Law graduate founds sports technology company

by Sarah Bello,

  • AJ Alley stands with his original carbon fiber Speed Phreak bicycle
    AJ Alley JD’13 stands with his original carbon fiber Speed Phreak bicycle. Photo courtesy of Alley.

AJ Alley JD’13 turns his love of triathlon into the bike of the year.

Willamette Law graduate AJ Alley JD’13’s days begin early, like those of many lawyers. But he isn’t an attorney.

Alley’s interests in sports and technology have led to a career and his own business focused on an innovative solution for triathletes – a well-made, yet inexpensive, bicycle for beginners. He first became interested in triathlons while studying for the bar exam after law school. Training for the competitions allowed him to “blow off steam,” he said.

But when he first began looking into the races, he encountered an overwhelming obstacle, especially as a new graduate from law school. The average price for a beginner triathlete’s bike was around $2,200-$2,500. He thought that was too expensive, and he also thought they didn’t need to cost that much. With online and direct-to-consumer sales becoming more and more common, he knew he could bring the cost down by using those sales methods and by building a different bike.

Alley called bike shops and reached out to manufacturers. He even visited Taiwan, where most of the world’s bicycles are made, coming up with the design for his original carbon fiber Speed Phreak bicycle and founding his business, A-Squared Bikes, not long after, in 2017.

Alley’s new bicycle starts at $1,899. A-Squared offers a program allowing customers to purchase a bike, use and pay for it over 18 months, then trade it in for a brand-new bike with a new 18-month contract. Customers can also choose to continue paying off the original, keeping it after 24 months.

The business, and the bike, took off. Triathlete Magazine, with a readership of more than 80,000 people, has featured the Speed Phreak more than once, naming it the Entry Level Buyer’s Guide Bike of the Year in 2019. LAVA Magazine, a periodical for those interested in Ironman and other extreme triathlon competitions, also wrote about the bike.

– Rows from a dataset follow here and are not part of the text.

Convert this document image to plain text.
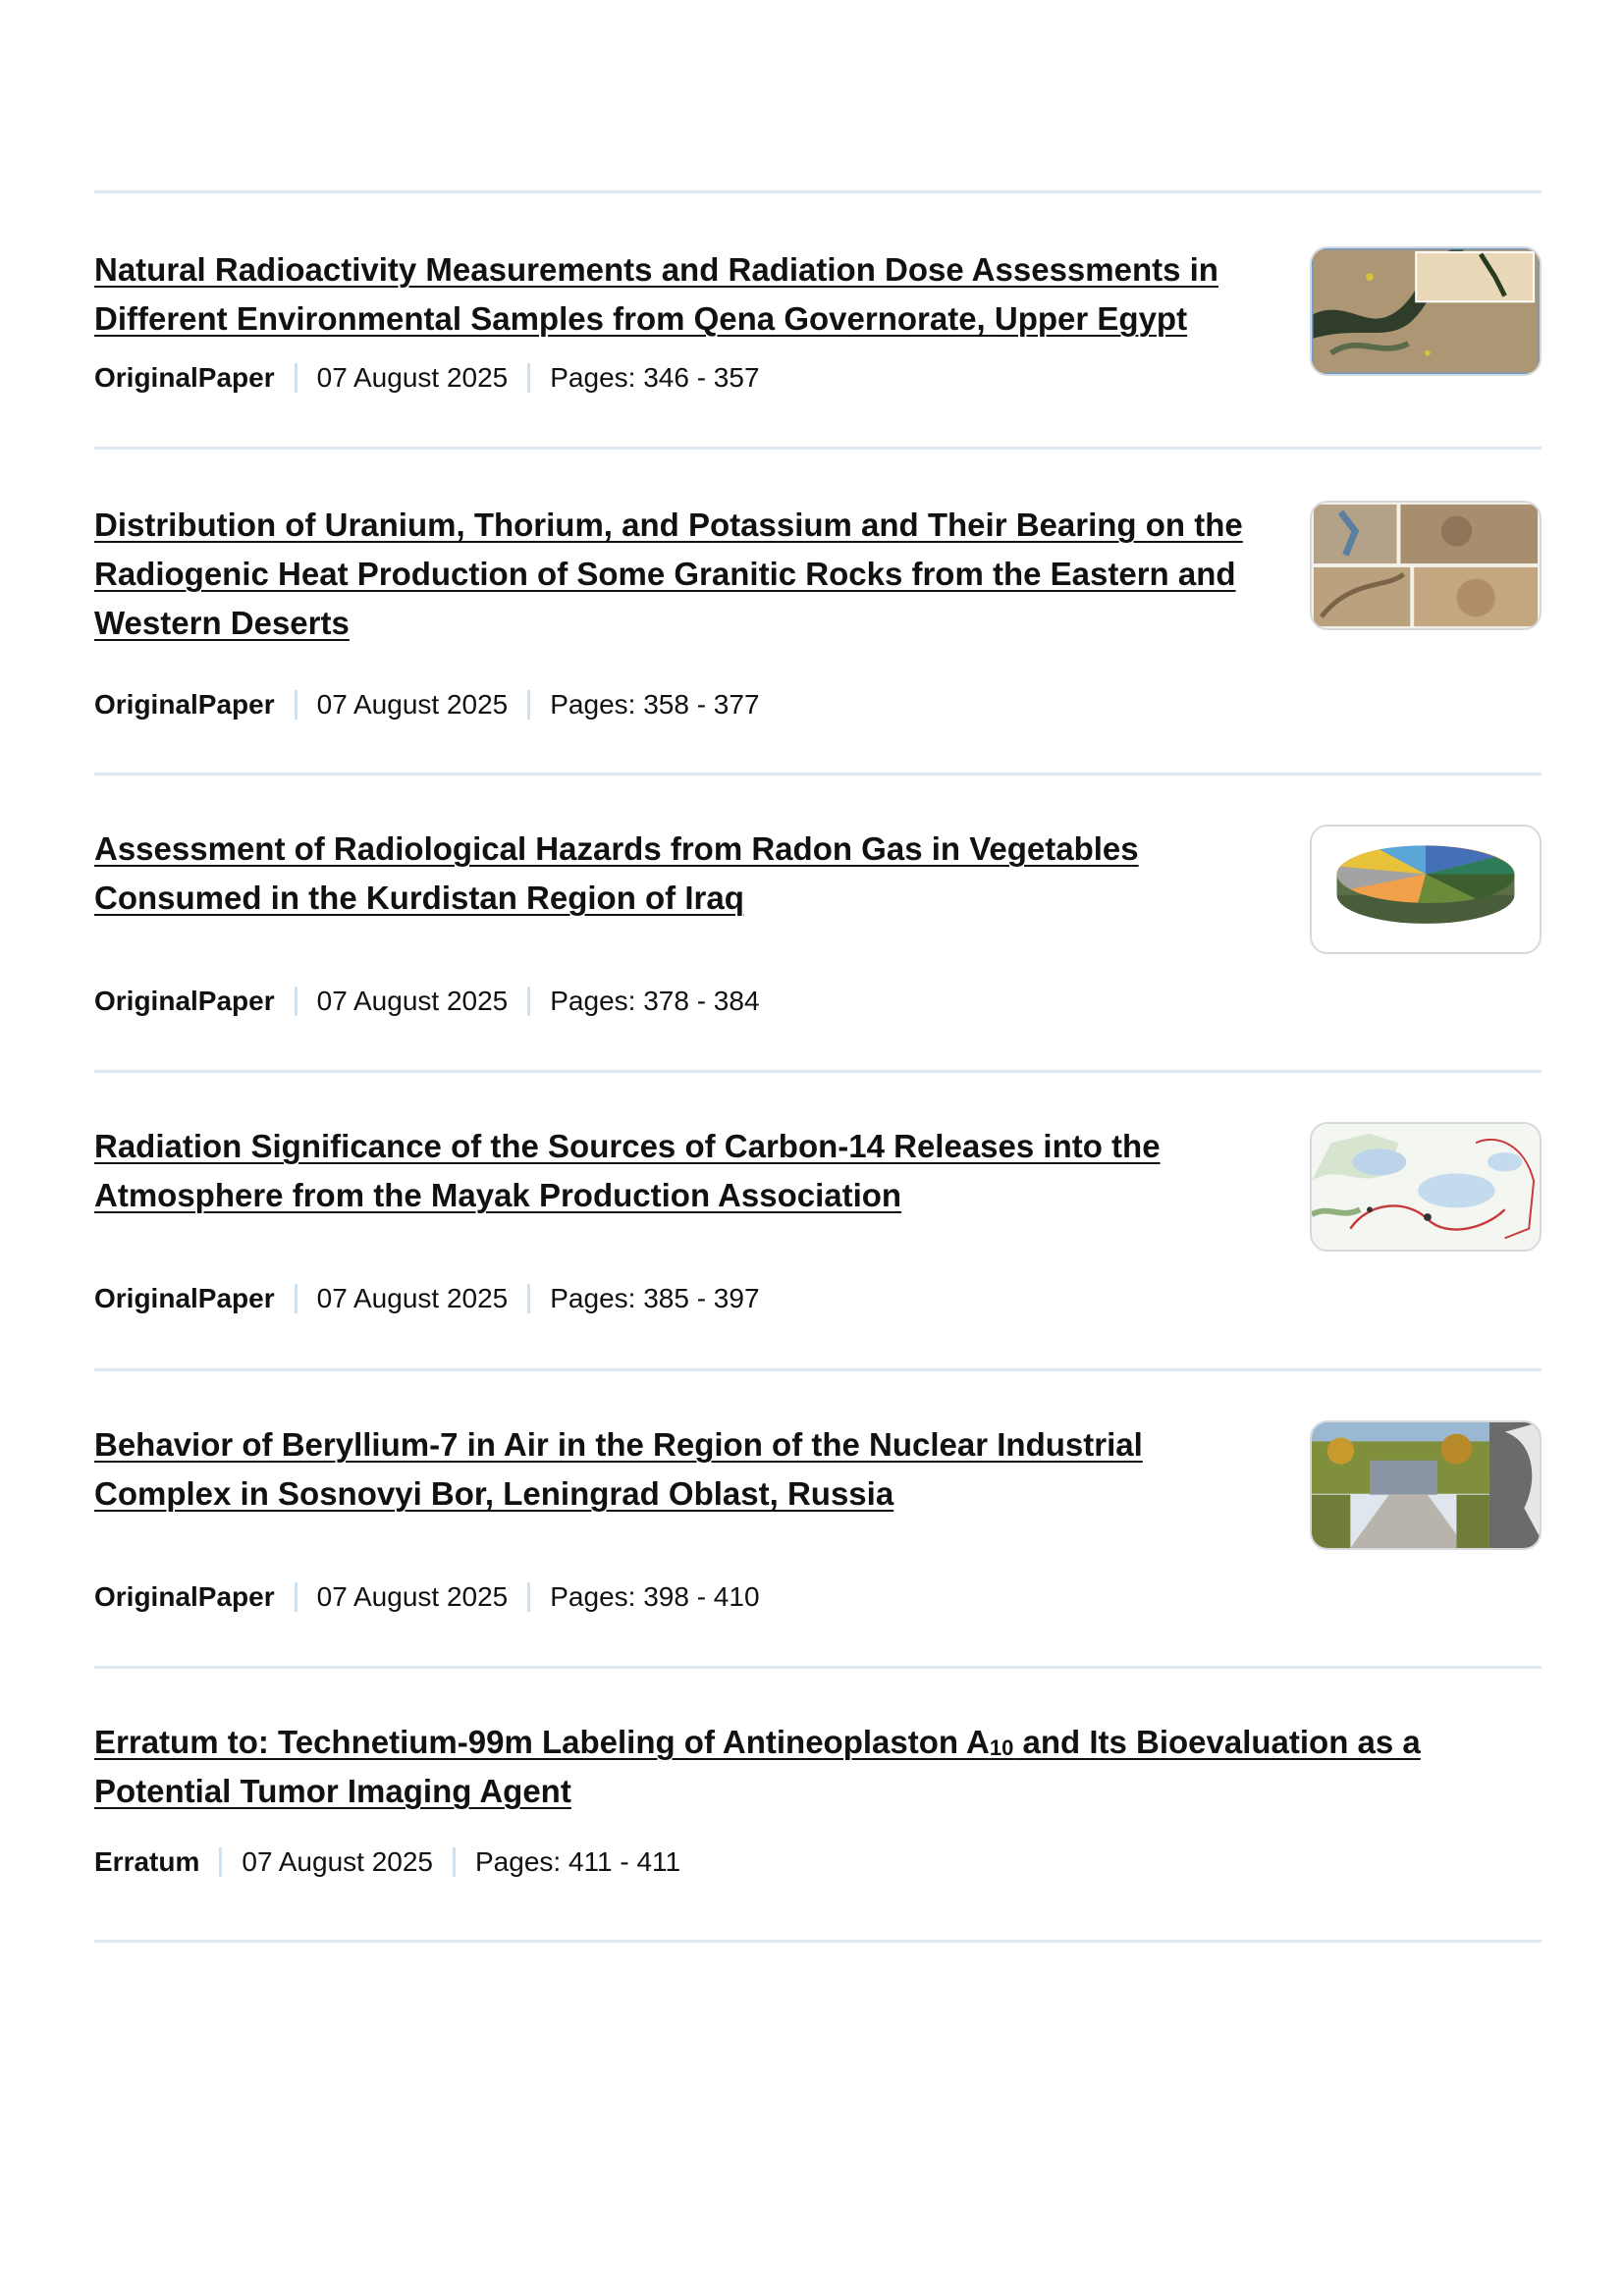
Natural Radioactivity Measurements and Radiation Dose Assessments in Different Environmental Samples from Qena Governorate, Upper Egypt
OriginalPaper 07 August 2025 Pages: 346 - 357
Distribution of Uranium, Thorium, and Potassium and Their Bearing on the Radiogenic Heat Production of Some Granitic Rocks from the Eastern and Western Deserts
OriginalPaper 07 August 2025 Pages: 358 - 377
Assessment of Radiological Hazards from Radon Gas in Vegetables Consumed in the Kurdistan Region of Iraq
OriginalPaper 07 August 2025 Pages: 378 - 384
Radiation Significance of the Sources of Carbon-14 Releases into the Atmosphere from the Mayak Production Association
OriginalPaper 07 August 2025 Pages: 385 - 397
Behavior of Beryllium-7 in Air in the Region of the Nuclear Industrial Complex in Sosnovyi Bor, Leningrad Oblast, Russia
OriginalPaper 07 August 2025 Pages: 398 - 410
Erratum to: Technetium-99m Labeling of Antineoplaston $A_{10}$ and Its Bioevaluation as a Potential Tumor Imaging Agent
Erratum 07 August 2025 Pages: 411 - 411
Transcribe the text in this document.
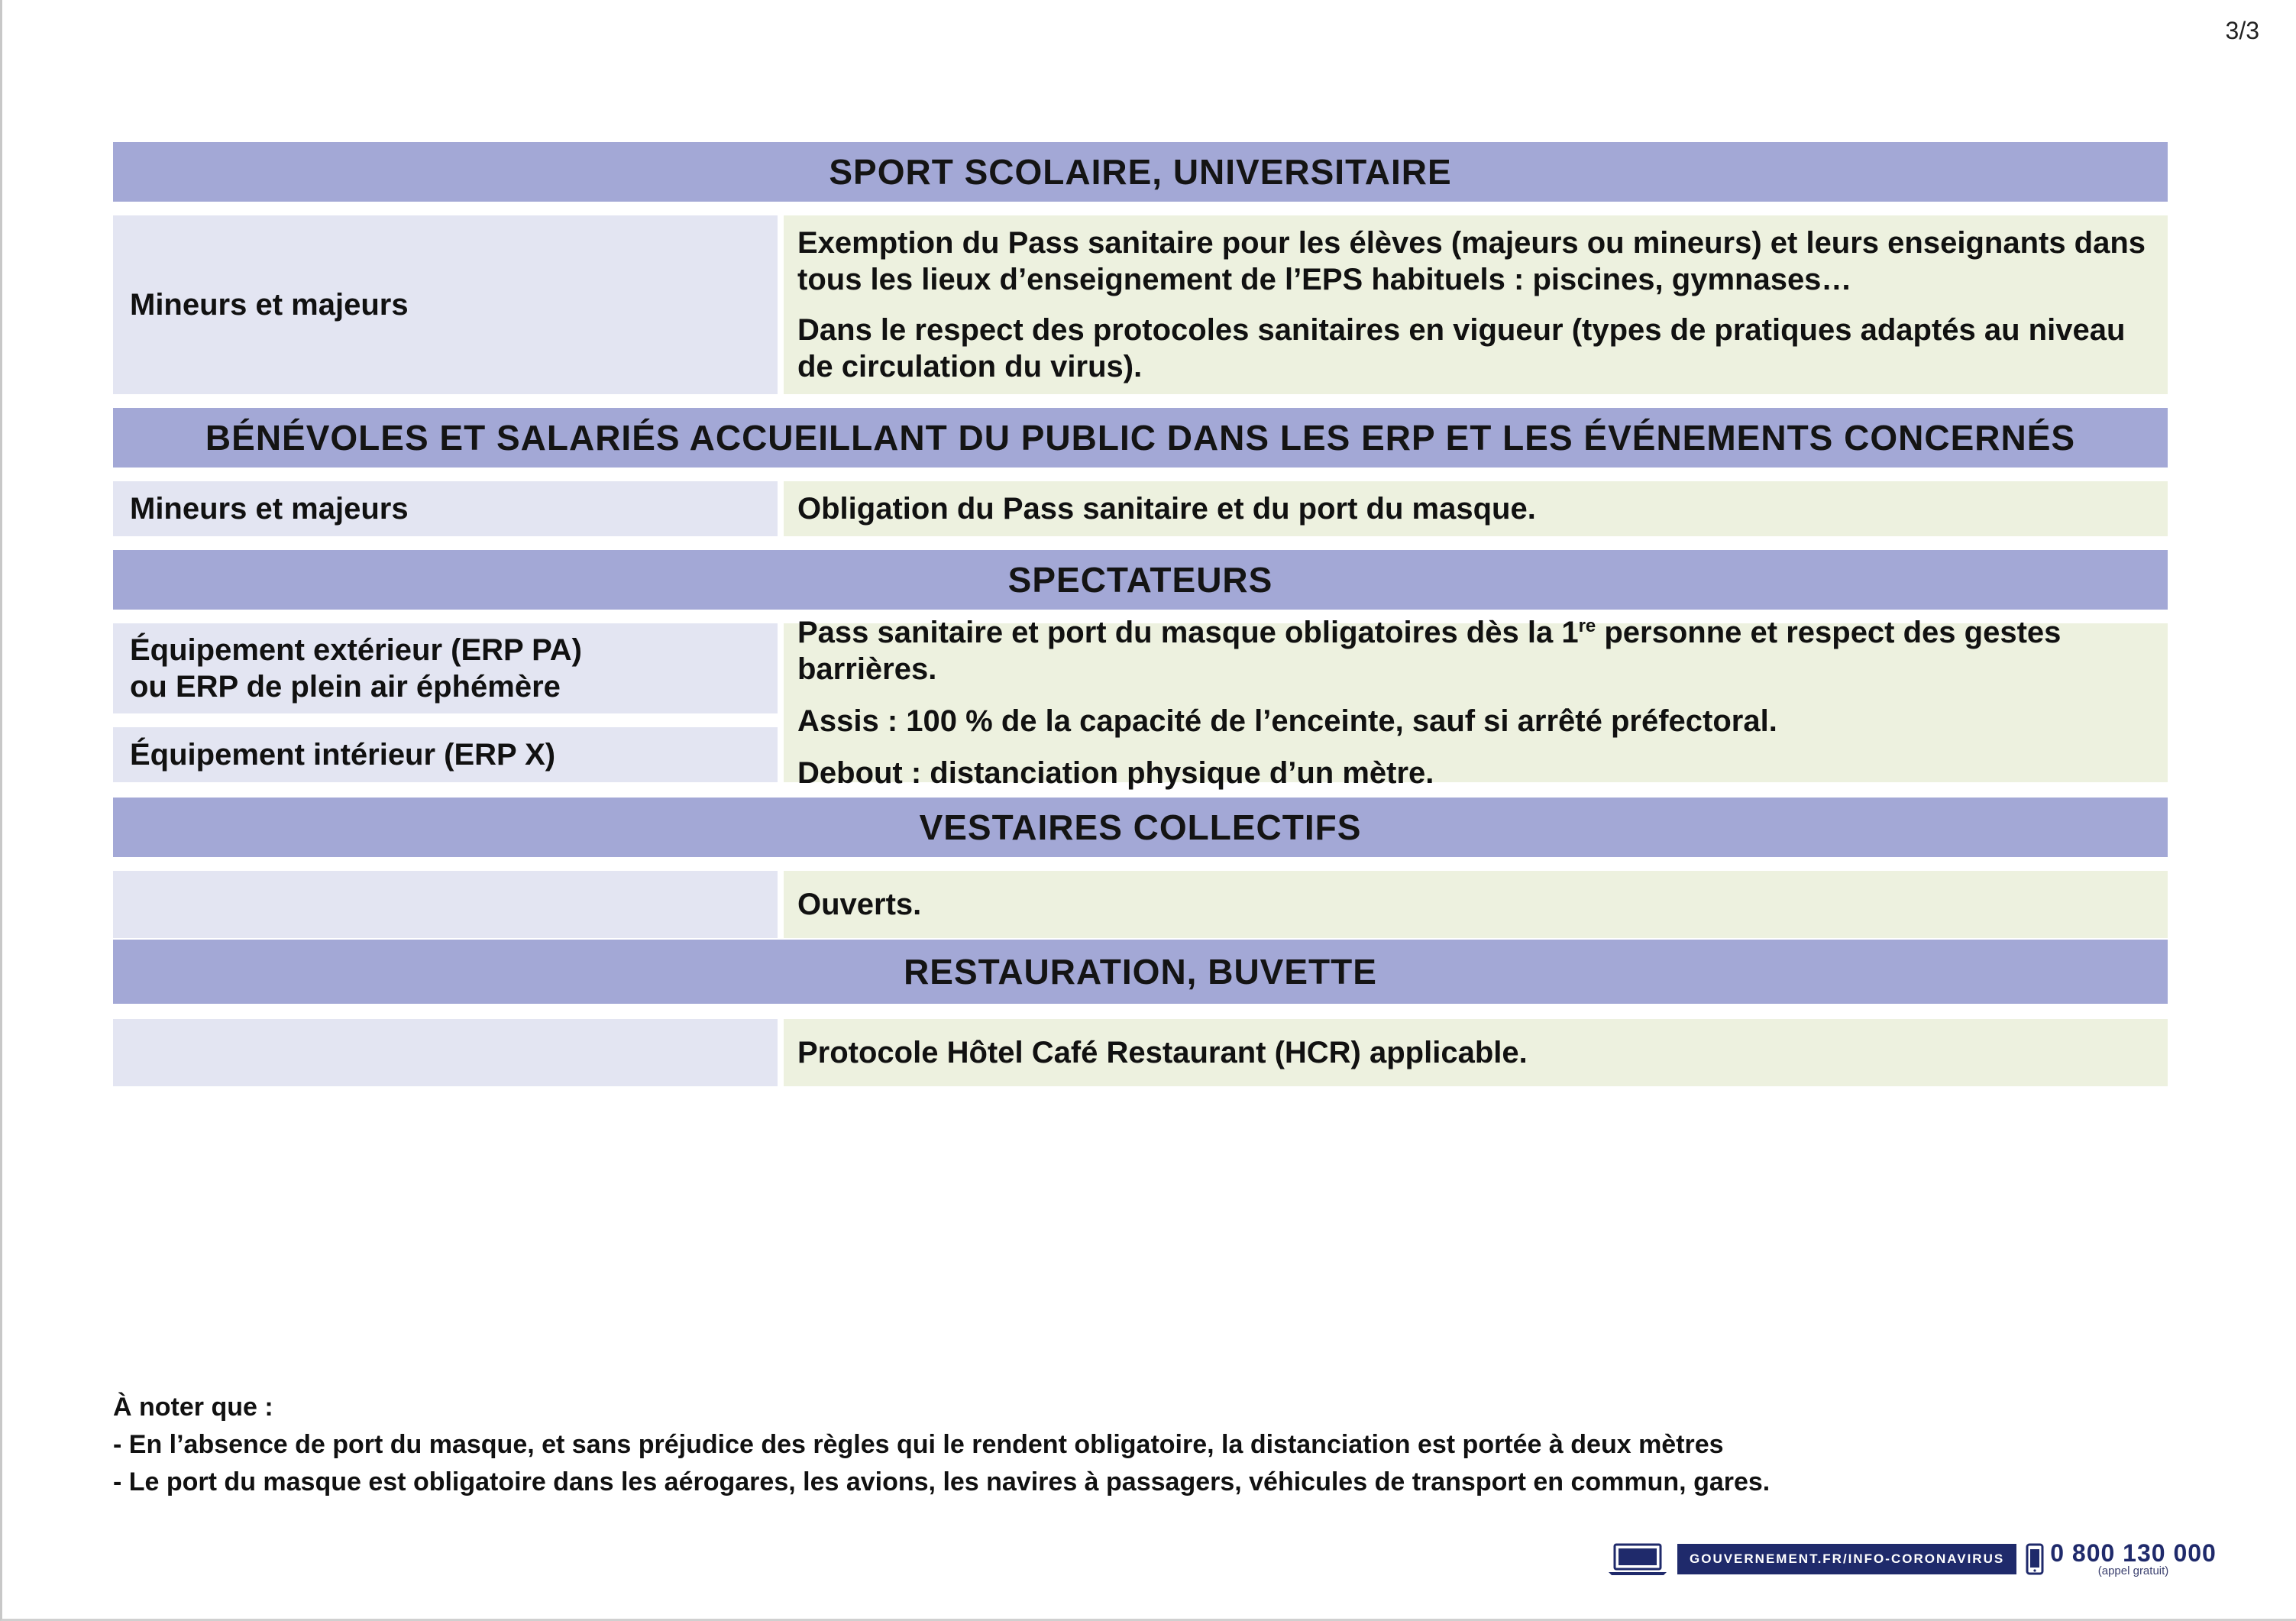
3/3
SPORT SCOLAIRE, UNIVERSITAIRE
Mineurs et majeurs

Exemption du Pass sanitaire pour les élèves (majeurs ou mineurs) et leurs enseignants dans tous les lieux d’enseignement de l’EPS habituels : piscines, gymnases…

Dans le respect des protocoles sanitaires en vigueur (types de pratiques adaptés au niveau de circulation du virus).

BÉNÉVOLES ET SALARIÉS ACCUEILLANT DU PUBLIC DANS LES ERP ET LES ÉVÉNEMENTS CONCERNÉS
Mineurs et majeurs	Obligation du Pass sanitaire et du port du masque.

SPECTATEURS
Équipement extérieur (ERP PA)
ou ERP de plein air éphémère
Équipement intérieur (ERP X)

Pass sanitaire et port du masque obligatoires dès la 1re personne et respect des gestes barrières.

Assis : 100 % de la capacité de l’enceinte, sauf si arrêté préfectoral.

Debout : distanciation physique d’un mètre.

VESTAIRES COLLECTIFS

Ouverts.

RESTAURATION, BUVETTE

Protocole Hôtel Café Restaurant (HCR) applicable.

À noter que :
- En l’absence de port du masque, et sans préjudice des règles qui le rendent obligatoire, la distanciation est portée à deux mètres
- Le port du masque est obligatoire dans les aérogares, les avions, les navires à passagers, véhicules de transport en commun, gares.
GOUVERNEMENT.FR/INFO-CORONAVIRUS	0 800 130 000
(appel gratuit)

Alley said A-Squared is still a young company, but he’d like to continue to build on its successes.

“It’s not as much selling more bikes as it is enabling more triathletes,” he said. “I didn’t get into this to sell bikes or make money. I want to grow the sport and get more people into it, enjoying something that gives me so much stress relief.”

In addition to his work with A-Squared, Alley also runs the administrative side of velofix, a mobile bike repair business. When customers’ bikes need service, velofix sends a van out to them, completing the repairs in much less time than bringing the bike to a shop. Alley focuses on the company’s three Oregon territories and said he’s lucky to work for two businesses whose focus aligns so well with his hobby.

As for his law degree, Alley said he still applies his legal training to his work, despite not working as an attorney.

“Law school teaches you a way to think critically. You approach problems very differently,” he said. “The lessons I learned in the classroom, through Moot Court and interacting with really high caliber individuals has shaped my outlook and work ethic within the company.”